A high school baseball player has a 0.181 batting average. In one game, he gets 8 at bats. What is the probability he will get at least 5 hits in the game?
To find the probability that the baseball player will get at least 5 hits in the game, we can use the binomial distribution, since the player either gets a hit or does not get a hit on each at bat, and the at bats are independent.
Let X be the number of hits the player gets in the game. Then X follows a binomial distribution with parameters n = 8 (the number of at bats) and p = 0.181 (the probability of getting a hit on each at bat).
The probability of getting at least 5 hits is equal to the sum of the probabilities of getting 5, 6, 7, or 8 hits:
P(X ≥ 5) = P(X = 5) + P(X = 6) + P(X = 7) + P(X = 8)
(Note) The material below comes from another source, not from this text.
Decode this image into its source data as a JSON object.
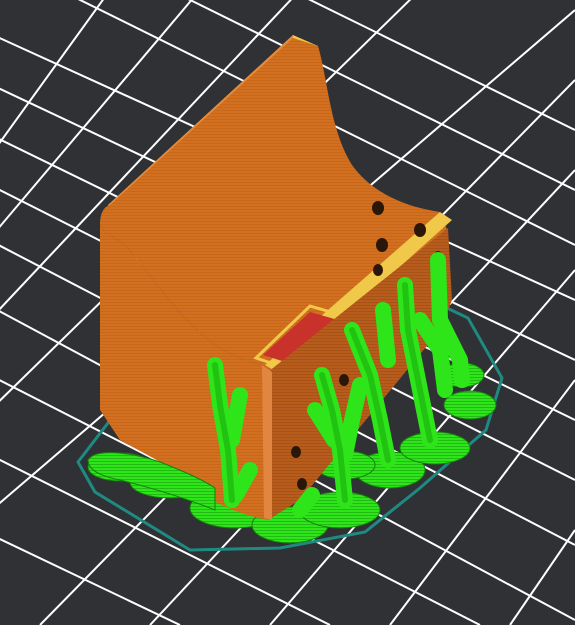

Using the formula for the probability mass function of the binomial distribution, we can calculate each of these probabilities:
P(X = k) = (n choose k) p^k (1-p)^(n-k)
where (n choose k) is the binomial coefficient.
Therefore, we have:
P(X = 5) = (8 choose 5) (0.181)^5 (1-0.181)^(8-5) ≈ 0.222
P(X = 6) = (8 choose 6) (0.181)^6 (1-0.181)^(8-6) ≈ 0.079
P(X = 7) = (8 choose 7) (0.181)^7 (1-0.181)^(8-7) ≈ 0.013
P(X = 8) = (8 choose 8) (0.181)^8 (1-0.181)^(8-8) ≈ 0.001
Therefore, the probability of getting at least 5 hits in the game is:
P(X ≥ 5) = 0.222 + 0.079 + 0.013 + 0.001 = 0.315
Therefore, the probability that the baseball player will get at least 5 hits in the game is approximately 0.315 or 31.5% (rounded to one decimal place).